A sermon is called a homily and only lasts five minutes

Finally, the Catholics have a thing called « transubstantiation » where they belive that they are really getting the body of Christ. The Anglicans just get a wafer and no sense of mysticism.

Now, you can tell this is France and not good old PC Blighty. Last night the kids were allowed to walk round the church with lighted candles. NO, not torches, real wax candles with real flames. Oh my God ! Call Health and Safety.

The kids lit their candles, got them blessed, then placed them in the creche.

Ah yes. The creche.

« Looks like a few bits of old cardboard covered with a bed spread » I remarked laughingly to my better half.

On closer inspection, the stable was indeed constructed from three large cardboard boxes with a bed spread draped over the back.

Anyway, we got our shot of « Christian feeling » wich felt more unchristian than ever when came the time to turn to your neighbour and say « peace be with you ».

In France you shake your neighbour’s hand and say « la paix du Christ » (la pay doo creest) – The peace of Christ.
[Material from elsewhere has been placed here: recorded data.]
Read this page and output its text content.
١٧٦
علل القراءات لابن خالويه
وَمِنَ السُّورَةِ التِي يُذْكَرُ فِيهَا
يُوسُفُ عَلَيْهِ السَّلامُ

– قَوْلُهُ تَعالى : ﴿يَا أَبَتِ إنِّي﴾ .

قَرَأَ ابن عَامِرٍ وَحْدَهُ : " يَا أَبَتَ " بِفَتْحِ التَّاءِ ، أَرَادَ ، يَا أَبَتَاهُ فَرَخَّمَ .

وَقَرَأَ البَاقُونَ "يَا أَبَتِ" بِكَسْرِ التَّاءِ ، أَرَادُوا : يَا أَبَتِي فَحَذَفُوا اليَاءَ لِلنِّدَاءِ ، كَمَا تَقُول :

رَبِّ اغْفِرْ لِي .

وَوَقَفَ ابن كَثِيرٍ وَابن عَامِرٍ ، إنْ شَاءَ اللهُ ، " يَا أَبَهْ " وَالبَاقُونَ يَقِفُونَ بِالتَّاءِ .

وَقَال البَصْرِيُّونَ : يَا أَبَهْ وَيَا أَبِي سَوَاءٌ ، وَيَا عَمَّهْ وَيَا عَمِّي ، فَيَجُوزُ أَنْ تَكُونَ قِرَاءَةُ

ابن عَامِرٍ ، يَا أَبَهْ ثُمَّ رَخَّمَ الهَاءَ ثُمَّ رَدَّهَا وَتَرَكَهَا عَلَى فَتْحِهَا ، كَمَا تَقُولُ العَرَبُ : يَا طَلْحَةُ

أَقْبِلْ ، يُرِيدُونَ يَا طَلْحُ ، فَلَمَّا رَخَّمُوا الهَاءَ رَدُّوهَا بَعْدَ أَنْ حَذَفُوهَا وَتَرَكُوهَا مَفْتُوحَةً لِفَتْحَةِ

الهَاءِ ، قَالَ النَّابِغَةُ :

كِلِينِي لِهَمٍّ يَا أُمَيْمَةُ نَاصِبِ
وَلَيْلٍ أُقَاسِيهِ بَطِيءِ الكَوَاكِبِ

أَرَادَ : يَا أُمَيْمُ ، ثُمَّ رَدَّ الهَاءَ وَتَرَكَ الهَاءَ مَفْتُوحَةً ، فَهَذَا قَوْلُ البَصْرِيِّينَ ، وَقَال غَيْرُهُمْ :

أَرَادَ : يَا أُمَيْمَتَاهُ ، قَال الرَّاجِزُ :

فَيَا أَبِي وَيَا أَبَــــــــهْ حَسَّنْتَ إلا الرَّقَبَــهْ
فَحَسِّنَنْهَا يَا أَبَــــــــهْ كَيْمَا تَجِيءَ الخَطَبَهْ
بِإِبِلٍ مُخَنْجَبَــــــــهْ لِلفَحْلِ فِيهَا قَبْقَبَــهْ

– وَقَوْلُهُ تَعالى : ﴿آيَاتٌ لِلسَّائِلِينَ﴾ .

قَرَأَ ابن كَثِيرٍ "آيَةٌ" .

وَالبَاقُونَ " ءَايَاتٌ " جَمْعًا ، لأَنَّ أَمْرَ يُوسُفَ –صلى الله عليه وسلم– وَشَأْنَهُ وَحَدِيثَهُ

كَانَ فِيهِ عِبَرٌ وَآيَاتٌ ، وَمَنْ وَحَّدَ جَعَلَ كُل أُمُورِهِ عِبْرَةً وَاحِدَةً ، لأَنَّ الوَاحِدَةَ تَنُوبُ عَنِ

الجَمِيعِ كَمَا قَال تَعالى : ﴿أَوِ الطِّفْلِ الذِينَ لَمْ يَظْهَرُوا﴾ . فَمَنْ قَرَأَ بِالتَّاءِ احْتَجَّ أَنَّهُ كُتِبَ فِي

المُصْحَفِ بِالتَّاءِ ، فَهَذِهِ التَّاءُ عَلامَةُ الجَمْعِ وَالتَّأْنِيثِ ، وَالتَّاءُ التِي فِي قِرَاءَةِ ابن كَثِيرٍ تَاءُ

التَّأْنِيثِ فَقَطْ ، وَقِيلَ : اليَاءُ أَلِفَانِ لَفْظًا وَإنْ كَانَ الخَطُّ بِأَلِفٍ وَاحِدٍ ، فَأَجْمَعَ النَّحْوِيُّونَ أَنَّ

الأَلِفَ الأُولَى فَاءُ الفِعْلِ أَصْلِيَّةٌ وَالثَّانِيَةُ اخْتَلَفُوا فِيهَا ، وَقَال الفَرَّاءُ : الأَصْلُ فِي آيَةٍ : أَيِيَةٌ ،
However, you could say this « le pet de Christ » which is pronounced the same way but simply means « the fart of Christ » . A « pet » (pay) is a small fart.

I wished a holy fart to the sperm whale family.

And by 8.30 it was all over. My annual dealings with Christianity and Christians.

I never expected any real Christian or Christmas goodwill, I go for the Church. There’s something mystical about sniffing incense in a high vaulted fifteenth century church. Whether God is there or not, you know somehow you just ain’t alone.